Deandrea Hamilton & Dana Malcolm
Editorial Staff
#TurksandCaicos, October 23, 2023 – Complaints fielded to media houses and posted on social media for years by residents regarding the Royal Turks and Caicos Islands Police Force have finally landed on the desk, all prim and proper, at the UK Foreign Commonwealth and Development Office (FCDO) according to a report from The Guardian.
An October 17 news article claimed that a new review of the TCI Police by the UK FCDO had found that the Force was not only ‘overwhelmed’ it identified several failures including:
- limited forensic abilities,
- no management structures for serious incidents,
- and a bizarre insistence on recording crime data in a spreadsheet rather than a British government database shared with other police forces in the region.
While this may be news to the Foreign Office, the findings are long documented issues locally.
The shortcomings of the Police in areas like forensic capabilities came under international scrutiny with the case of American attorney, Marie Khunla, where the woman’s body was reportedly left in questionable condition before the arrival of a pathologist from overseas.

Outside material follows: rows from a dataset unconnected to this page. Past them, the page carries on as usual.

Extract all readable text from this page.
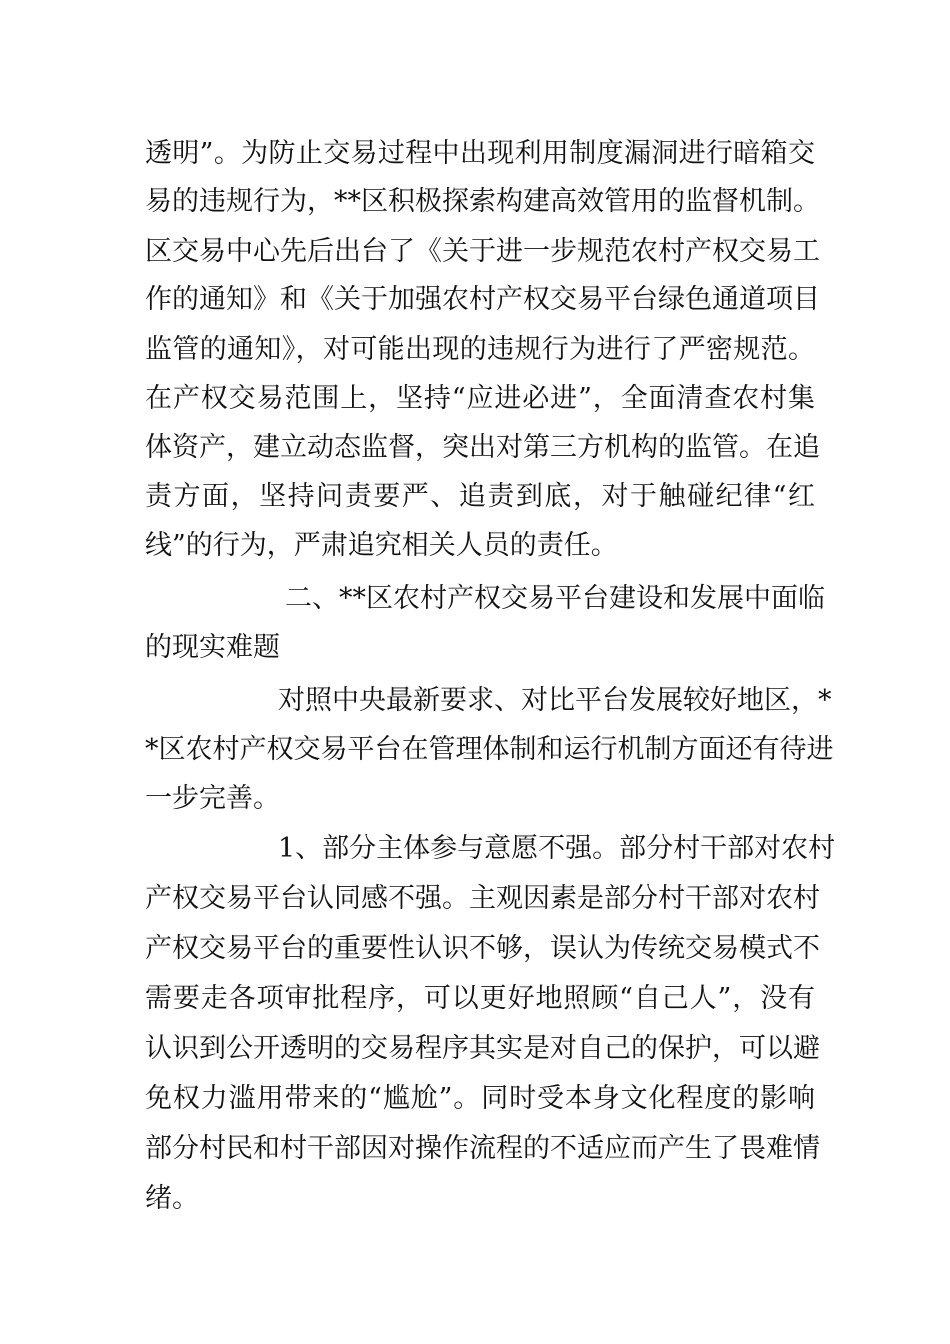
透明”。为防止交易过程中出现利用制度漏洞进行暗箱交
易的违规行为，**区积极探索构建高效管用的监督机制。
区交易中心先后出台了《关于进一步规范农村产权交易工
作的通知》和《关于加强农村产权交易平台绿色通道项目
监管的通知》，对可能出现的违规行为进行了严密规范。
在产权交易范围上，坚持“应进必进”，全面清查农村集
体资产，建立动态监督，突出对第三方机构的监管。在追
责方面，坚持问责要严、追责到底，对于触碰纪律“红
线”的行为，严肃追究相关人员的责任。
二、**区农村产权交易平台建设和发展中面临
的现实难题
对照中央最新要求、对比平台发展较好地区，*
*区农村产权交易平台在管理体制和运行机制方面还有待进
一步完善。
1、部分主体参与意愿不强。部分村干部对农村
产权交易平台认同感不强。主观因素是部分村干部对农村
产权交易平台的重要性认识不够，误认为传统交易模式不
需要走各项审批程序，可以更好地照顾“自己人”，没有
认识到公开透明的交易程序其实是对自己的保护，可以避
免权力滥用带来的“尴尬”。同时受本身文化程度的影响
部分村民和村干部因对操作流程的不适应而产生了畏难情
绪。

There are other incidents as well including the death of an Indian tourist in August 2021 where his body could not be released to family immediately because of the lack of a pathologist, the discovery of a local man, Ryan Musgrove’s headless body in Grace Bay in mid-2023, which remains an unclassified death, reportedly due to a lack of forensics.
And there are more.
As for the management structure for serious incidents, there have been numerous criticisms; a case in point, the murder of British Denise Buck in January 2022 where officers reportedly took much longer than required to cover a negligible distance after a 911 call reporting an ongoing break-in and that deadly attack. An internal investigation was promised but nearly two years on, there are no results of the probe.
The time Police officers took to respond to ‘shots fired’ calls and a crime scene of nearly an entire family slaughtered in a hail of bullets on October 31, 2022 remains unaddressed. The only surviving member of the cruel attack of the Ceasar family, was a seven year old girl sat injured and bloodied in the back seat of the family’s car; likely in shock and unable to move or cry out for help as her mother, brother, unborn sibling and step father lay dead in the car.
The scene was stumbled upon by residents, who filmed and photographed the shocking incident – the police were completely unaware and once they were, had made repeated mistakes regarding the release of information in the matter.
A complete mess amidst an incomprehensible crime.
As for record-keeping, not only is the Royal TCI Police Force notoriously tight-fisted with information, ignoring requests from the Media companies and others to share crime statistics and other data, but it manages its own database.
Essentially characterized in that news report by the Guardian as odd because TCI crime information was not synchronized with the UK’s system or any other overseas territory in the region.
The crime data follows a system linked to the TCI’s financial year which means murders and other crimes are collated from April 1st in one year to March 31st in the other; Commissioner Trevor Botting abandoned the calendar year system when he became top cop.
Still, the yearly data is often late and lacking; at seven months into the 2023-2024 financial year, there is still no release of the 2022 statistics on Crime and Detection.
The Guardian piece, published on Monday October 16, said the investigation was prompted by the unprecedented levels of crime experienced in 2022; calling it the worst among territories and the UK itself.
So far the Report, which is vaguely referenced by the new TCI governor, Daleeni Daniel-Selveratnam in her comments to the UK Guardian, has not yet been shared with Turks and Caicos politicians speaking to Magnetic Media.